İslâm dünyasında, Avrupa emperyalizm imparatorluk hegemonyasından bağımsızlığını gerçekleştirmeye çalışan Ulusal Kurtuluş Hareketlerinin yükselişi yaşanıyordu. Mısır sokakları İslâmî kitlelerle birlikte Cezayir’de, Suriye’de, Endonezya’da, Pakistan’da ve diğer İslâm ülkeleriyle birlikte tepki gösteriyordu.

***

Seyyid Kutub’un fikir ve hareketinin oluşumunda al-menar ekolünün (Afganî, Abduh, Reşit Rıda) tesiri söz konusu mudur?

Cemaleddin Afganî’nin (1254-1314 H 1838-1897 M) devrimci fikirlerinin o tarihlerde devrim ve reformu destekleyen kesimlerde büyük bir etkisi vardır. İmam Muhammed Abduh’u (1266-1323 H 1849-1905 M) ve Şeyh Reşid Rıza’nın (1282-1354 H 1865-1935 M) İhvan’ı Müslimin ile beraber hareket etmiş ve birçok Ezher âlimi Hasan El- Benna’nın (1324-1368h 1906-1949m) İhvanı Müslimine katılmıştır.

Kutub, daha sonraları birkaç kez üzerinde düzeltmeler yapacağı kitabı ‘İslâm’da Sosyal Adaleti’ kaleme aldı. Bu kitap hakkında ne düşünüyorsunuz?

Seyyid Kutub bu dönemde İslâmî Sosyal Adalet fikrine yönelmiş -kapitalizm ve feodalizm karşısında-  “El İştiraki El- Mü‘mine” (mü’min “güvenli” sosyalizm) olarak bu fikri benimsemiştir.

Necip Mahfuz’un (1329-1427 H 1911-2006 M) edebî zekâsını Seyyid Kutub’un keşfettiği gibi Şeyh Muhammed Gazali’nin (1335-1416h 1917-1996m) sosyal ve iktisadi yeteneğini Seyyid Kutub’dan öne geçmiştir.

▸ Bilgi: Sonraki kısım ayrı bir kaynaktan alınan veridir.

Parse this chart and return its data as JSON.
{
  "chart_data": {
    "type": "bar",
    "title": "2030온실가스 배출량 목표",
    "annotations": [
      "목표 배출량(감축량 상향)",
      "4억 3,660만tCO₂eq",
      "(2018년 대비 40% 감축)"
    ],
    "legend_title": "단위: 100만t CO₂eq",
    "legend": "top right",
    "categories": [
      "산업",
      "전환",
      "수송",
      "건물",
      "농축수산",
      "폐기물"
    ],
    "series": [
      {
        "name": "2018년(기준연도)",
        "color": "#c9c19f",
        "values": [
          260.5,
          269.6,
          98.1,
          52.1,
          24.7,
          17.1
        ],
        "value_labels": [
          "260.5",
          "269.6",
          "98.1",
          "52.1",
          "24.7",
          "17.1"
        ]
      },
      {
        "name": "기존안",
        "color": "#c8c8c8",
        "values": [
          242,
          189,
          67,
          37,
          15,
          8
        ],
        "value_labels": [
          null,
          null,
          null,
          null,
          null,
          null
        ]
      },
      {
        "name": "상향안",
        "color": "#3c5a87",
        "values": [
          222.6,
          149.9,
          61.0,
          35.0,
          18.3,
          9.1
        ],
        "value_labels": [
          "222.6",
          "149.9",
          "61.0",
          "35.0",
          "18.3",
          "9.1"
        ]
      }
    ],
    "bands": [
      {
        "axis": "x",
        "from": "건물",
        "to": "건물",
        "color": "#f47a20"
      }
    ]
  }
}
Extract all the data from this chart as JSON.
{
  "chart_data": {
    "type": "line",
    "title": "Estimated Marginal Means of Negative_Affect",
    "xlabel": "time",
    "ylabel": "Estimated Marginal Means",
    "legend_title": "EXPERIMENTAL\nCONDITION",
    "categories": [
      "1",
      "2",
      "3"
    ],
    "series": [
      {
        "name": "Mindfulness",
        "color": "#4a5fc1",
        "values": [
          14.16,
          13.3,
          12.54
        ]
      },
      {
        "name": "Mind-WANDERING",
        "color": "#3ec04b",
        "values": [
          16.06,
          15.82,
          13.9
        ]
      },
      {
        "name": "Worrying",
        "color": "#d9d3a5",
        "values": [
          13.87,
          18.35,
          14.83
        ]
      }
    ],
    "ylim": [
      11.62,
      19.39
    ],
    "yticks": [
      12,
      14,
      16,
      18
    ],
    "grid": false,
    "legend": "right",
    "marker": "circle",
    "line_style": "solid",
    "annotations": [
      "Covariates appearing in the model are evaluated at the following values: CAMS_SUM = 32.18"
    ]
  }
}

Gazali’nin ilk kitabını “El-İslâmu ve El-Evda-ul –İkstidaiyye” -1947- de takdir ettiğini yazmış ve “El-Cumhur El- Mısri” gazetesinde de onun hakkında birçok yazı yazmıştır. Ve bu kitap hakkında şöyle demiştir: “İktisadi açıdan son sözü bu kitapta söylendi . Ve bu Abdurrahman Azzam’ın  –El Risaletu El- Halideti an İslâm- kitabına benzediğine işaret etmiştir.

Şeyh Gazali bir söyleşisinde Seyyid Kutub hakkında şöyle demiştir:

“Seyyid Kutub dışında benden o kadar güzelce bahsedip okurlara beni ihlasla takdim eden hiç kimse olmamıştır.”

Gazali teşekkür etmek için Seyyid Kutub’u ziyarette bulundu ve o günden sonra ikisi arasında daha yakın bir bağ oldu. Öyle ki Şeyh Gazali 1950 yılında Seyyid Kutub’a İhvanı Müslim’e katılma davetinde bulundu. Bunu Gazali söyleşisinde şöyle anlatıyor:

“1950 tarihlerinde üstadla yakındık -Allah rahmet eylesin- İhvan-ı Müslimin’e katılması için davette bulundum, o da bana “uzakta olmam en iyisi ” dedi.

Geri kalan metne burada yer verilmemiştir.